Opioid treatment programs (OTPs) are finally able to bill Medicaid for buprenorphine treatment in New York, Allegra Schorr, president of the Coalition of Medication-Assisted Treatment Providers and Advocates (COMPA, formerly the Committee of Methadone Program Administrators), announced in April.
Under the new rules, OTPs will be reimbursed $7.01 for 8 mg of buprenorphine, using supply code J0592. The maximum reimbursement per patient per week is $196.28—four 8-mg doses per day, for seven days. This is effective immediately, retroactive to January 2015.
All of the buprenorphine medications—branded and generic—are on the Medicaid formulary, as is Vivitrol, said Ms. Schorr. OTPs have the option to pick any formulation they choose. This doesn’t necessarily mean that OTPs will always choose the generics because they are less expensive. “It’s up to the manufacturers to contract with the programs,” she said. OTPs can also have different products on hand, to give patients a choice. “That’s what we do with methadone—we ask if they want the orange or the white,” she said, referring to her West Midtown clinic.
This is a huge change, following four years of virtual inability to bill Medicaid for dispensing buprenorphine in an OTP.
“We’ve been wanting to do this for a very long time,” Ms. Schorr told AT Forum. Four years ago, when the state went to a different billing system, OTPs were no longer able to add any new buprenorphine patients; at the same time, the heroin epidemic flourished. “This is really an issue of access to treatment,” said Ms. Schorr, who is also vice president and owner of West Midtown Medical Group, an OTP in New York City.
The New York Department of Health runs the state’s Medicaid program; it is also the parent agency of the Office of Alcoholism and Substance Abuse Services (OASAS), which supports the OTPs’ desire to be reimbursed for buprenorphine.
“We had a big meeting with the Governor’s Office of the Secretary of Health, and once we got their attention and they were made aware of the problem, they moved very quickly,” she said. “I’m delighted.”
Under the new billing system, buprenorphine is reimbursed the same way methadone is. “We get paid for each visit, and we get paid for the cost of the medication,” she said. The OTP puts in a claim for per-unit dispensed, which is then tagged at a pharmacy rate. “This allows us to claim how many units are dispensed each week. She noted that this covers take-homes. (Unlike methadone, buprenorphine take-homes can start from the first day of treatment.)
The maximum per patient that OTPs can charge per day is 32 mg of buprenorphine, said Ms. Schorr. She added that this is high enough to cover all patients’ needs.
Increasing OTP Patient Capacity
Increasing the capacity of OTPs—currently capped at the discretion of OASAS—is also under consideration by the state, reported Ms. Schorr. “They would consider lifting the limits if we would do scheduled visits for patients, and offer more medications,” she added, citing Vivitrol. (Henry Bartlett headed COMPA until last fall, when he became the Alkermes sales representative for Vivitrol in New York.)
The idea would not be for patients to switch from methadone to Vivitrol or buprenorphine, but for new patients to be offered these medications as an option at entry, said Ms.

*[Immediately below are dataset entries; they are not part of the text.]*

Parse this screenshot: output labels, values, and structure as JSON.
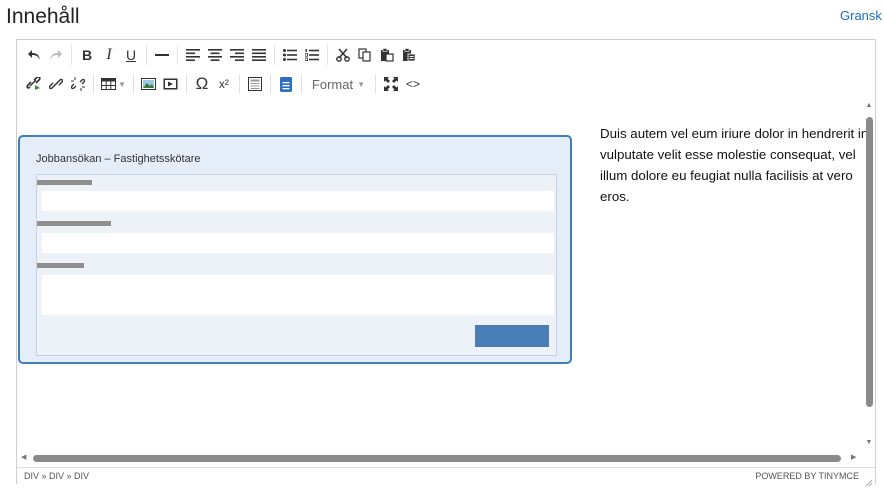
{
  "page": {
    "title": "Innehåll",
    "preview_link": "Gransk"
  },
  "toolbar": {
    "row1": [
      "undo-icon",
      "redo-icon",
      "bold-icon",
      "italic-icon",
      "underline-icon",
      "horizontal-rule-icon",
      "align-left-icon",
      "align-center-icon",
      "align-right-icon",
      "align-justify-icon",
      "bullet-list-icon",
      "numbered-list-icon",
      "cut-icon",
      "copy-icon",
      "paste-icon",
      "paste-text-icon"
    ],
    "row2": [
      "link-special-icon",
      "link-icon",
      "unlink-icon",
      "table-icon",
      "image-icon",
      "media-icon",
      "special-char-icon",
      "superscript-icon",
      "template-icon",
      "document-icon",
      "fullscreen-icon",
      "source-code-icon"
    ],
    "bold_label": "B",
    "italic_label": "I",
    "underline_label": "U",
    "omega_label": "Ω",
    "superscript_label": "x²",
    "code_label": "<>",
    "format_label": "Format"
  },
  "content": {
    "widget_title": "Jobbansökan – Fastighetsskötare",
    "body_text": "Duis autem vel eum iriure dolor in hendrerit in vulputate velit esse molestie consequat, vel illum dolore eu feugiat nulla facilisis at vero eros."
  },
  "statusbar": {
    "path": "DIV » DIV » DIV",
    "branding": "POWERED BY TINYMCE"
  },
  "colors": {
    "accent": "#3d7fbf",
    "widget_bg": "#e5eef8",
    "submit": "#4a7fb6",
    "link": "#1b6fb5"
  }
}
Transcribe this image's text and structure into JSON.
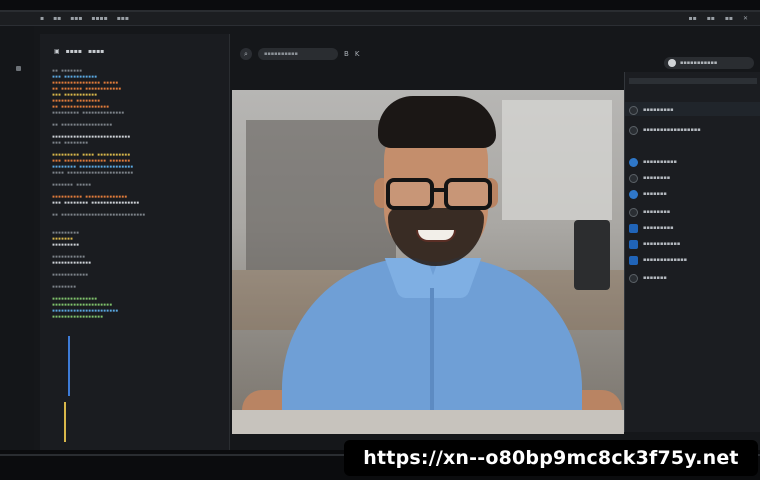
{
  "watermark": {
    "url": "https://xn--o80bp9mc8ck3f75y.net"
  },
  "colors": {
    "video_bg": "#a9a7a3",
    "shirt": "#6f9fd6",
    "accent_blue": "#2f77c8",
    "banner_bg": "#000000",
    "banner_text": "#ffffff"
  },
  "icons": {
    "toolbar": [
      "search-icon",
      "bold-icon",
      "italic-icon"
    ],
    "sidebar": [
      "app-icon",
      "app-icon",
      "app-icon",
      "app-icon",
      "app-icon",
      "app-icon",
      "app-icon",
      "app-icon"
    ]
  }
}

Schorr. “Current methadone patients need to understand they have to come down on their dose and be completely off medication” before starting either buprenorphine or Vivitrol.
Offering more medications is a “positive step for OTPs,” said Ms. Schorr. “It shows we’re not just stuck in a certain mindset—that we really are addiction treatment centers.”
The purpose of the new rule is to increase access to buprenorphine. Office-based physicians are limited to treating 100 patients with buprenorphine. OTPs have no such cap, but they do have a limit as decided by OASAS. Currently, COMPA and OASAS are discussing whether patients on buprenorphine or Vivitrol can be put in their own category, so that they don’t impinge on the methadone census. Everyone would still be recorded in the census, but the OASAS-set census would be restricted to methadone. This was the original intention when the rules were made back when methadone was the only medication OTPs dispensed.
“That’s the last piece we’re working on,” said Ms. Schorr. Without making that change, there would still be OTPs—especially upstate, but even in New York City—that have waiting lists and cannot expand access, she added.